One evening in November Katherine said she felt like talking and invited Theresa to dinner. Theresa went because she hadn’t seen them in so long. Katherine poured wine for both of them without asking if Theresa wanted any. Only one small light was on in the living room but the dim light was pleasant; the apartment didn’t look quite as bad as in daylight.
“How’s school?” Katherine asked. She was very subdued.
“Great,” Terry said, but she
volunteered no further information. It was very important to her that Katherine not be a part of her life in school.
Katherine said nothing. She looked depressed. She took a sip of wine and spilled it on herself.
“Oh, God,” she said, and burst into tears.
“What’s wrong?” Theresa asked.
“I’m pregnant.” Looking at Theresa, through the tears, as though she were sure Theresa had a whip and was going to use it on her.
A picture flashed into Theresa’s mind. Katherine and Brooks asleep on the rug with Rafe and Marvella. Rafe and Marvella had been back there this year, and God only knew who else.
“Mother of God,” Theresa said. “It’s the same thing you did last time.”
Katherine’s face was blank. She stopped crying.
“What do you mean?”
“Not knowing who the father was. Or have you been—?”

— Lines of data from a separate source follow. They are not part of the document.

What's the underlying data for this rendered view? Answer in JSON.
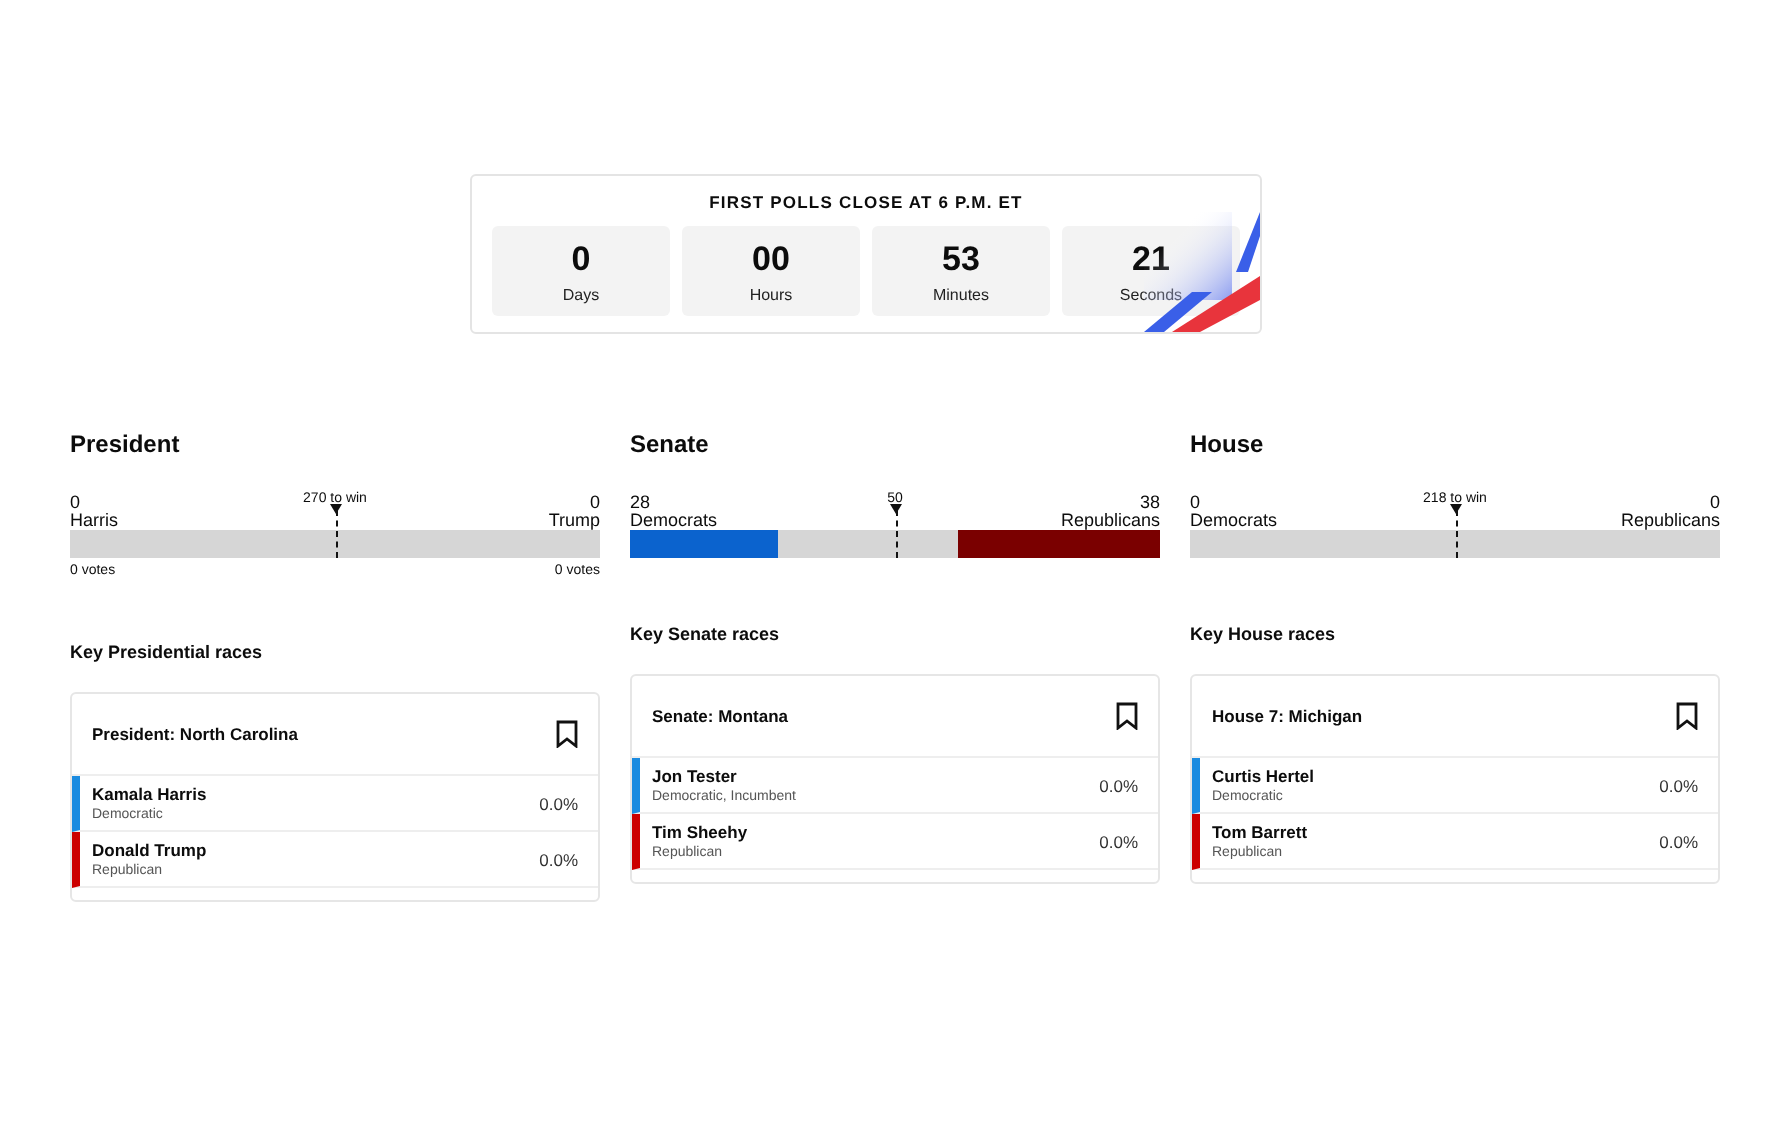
{
  "countdown": {
    "title": "FIRST POLLS CLOSE AT 6 P.M. ET",
    "units": [
      {
        "value": "0",
        "label": "Days"
      },
      {
        "value": "00",
        "label": "Hours"
      },
      {
        "value": "53",
        "label": "Minutes"
      },
      {
        "value": "21",
        "label": "Seconds"
      }
    ]
  },
  "sections": [
    {
      "title": "President",
      "left": {
        "count": "0",
        "name": "Harris",
        "votes": "0 votes"
      },
      "right": {
        "count": "0",
        "name": "Trump",
        "votes": "0 votes"
      },
      "marker": "270 to win",
      "key_title": "Key Presidential races",
      "race": {
        "title": "President: North Carolina",
        "candidates": [
          {
            "name": "Kamala Harris",
            "detail": "Democratic",
            "pct": "0.0%",
            "color": "#1a8be0"
          },
          {
            "name": "Donald Trump",
            "detail": "Republican",
            "pct": "0.0%",
            "color": "#cc0000"
          }
        ]
      }
    },
    {
      "title": "Senate",
      "left": {
        "count": "28",
        "name": "Democrats",
        "fill": {
          "level": 0.28
        }
      },
      "right": {
        "count": "38",
        "name": "Republicans",
        "fill": {
          "level": 0.38
        }
      },
      "marker": "50",
      "key_title": "Key Senate races",
      "race": {
        "title": "Senate: Montana",
        "candidates": [
          {
            "name": "Jon Tester",
            "detail": "Democratic, Incumbent",
            "pct": "0.0%",
            "color": "#1a8be0"
          },
          {
            "name": "Tim Sheehy",
            "detail": "Republican",
            "pct": "0.0%",
            "color": "#cc0000"
          }
        ]
      }
    },
    {
      "title": "House",
      "left": {
        "count": "0",
        "name": "Democrats"
      },
      "right": {
        "count": "0",
        "name": "Republicans"
      },
      "marker": "218 to win",
      "key_title": "Key House races",
      "race": {
        "title": "House 7: Michigan",
        "candidates": [
          {
            "name": "Curtis Hertel",
            "detail": "Democratic",
            "pct": "0.0%",
            "color": "#1a8be0"
          },
          {
            "name": "Tom Barrett",
            "detail": "Republican",
            "pct": "0.0%",
            "color": "#cc0000"
          }
        ]
      }
    }
  ]
}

“I knew you knew,” Katherine said matter-of-factly. “Anyway, it’s not the same. It’s different.”
“How come you got so thin if you’re pregnant?”
“I can’t eat. I throw up.”
“Does Rafe know?” she asked after a while.
“Rafe? Why? Oh, you mean . . . It doesn’t matter.” Avoiding Theresa’s eyes. “He doesn’t . . . they weren’t the only ones.”
Of course.
Brooks called to say he was working late with someone on a brief; Katherine told him to bring the someone down because Theresa was there and they could all have dinner together.
“I know the whole thing must be hard for you to understand,” she said to Theresa. “I don’t even know how to explain it, it’s just something that happened. When I was working for Pan Am I knew there was a lot of sex around but I never did it. Slept around a lot, I mean. I was . . . maybe it sounds silly to you but when I had the two boyfriends, the one in L.A. and the one in New York, I was leading the cleanest, most careful life of anyone I knew. I used to get teased because I was like a nice married lady at both ends of the run.”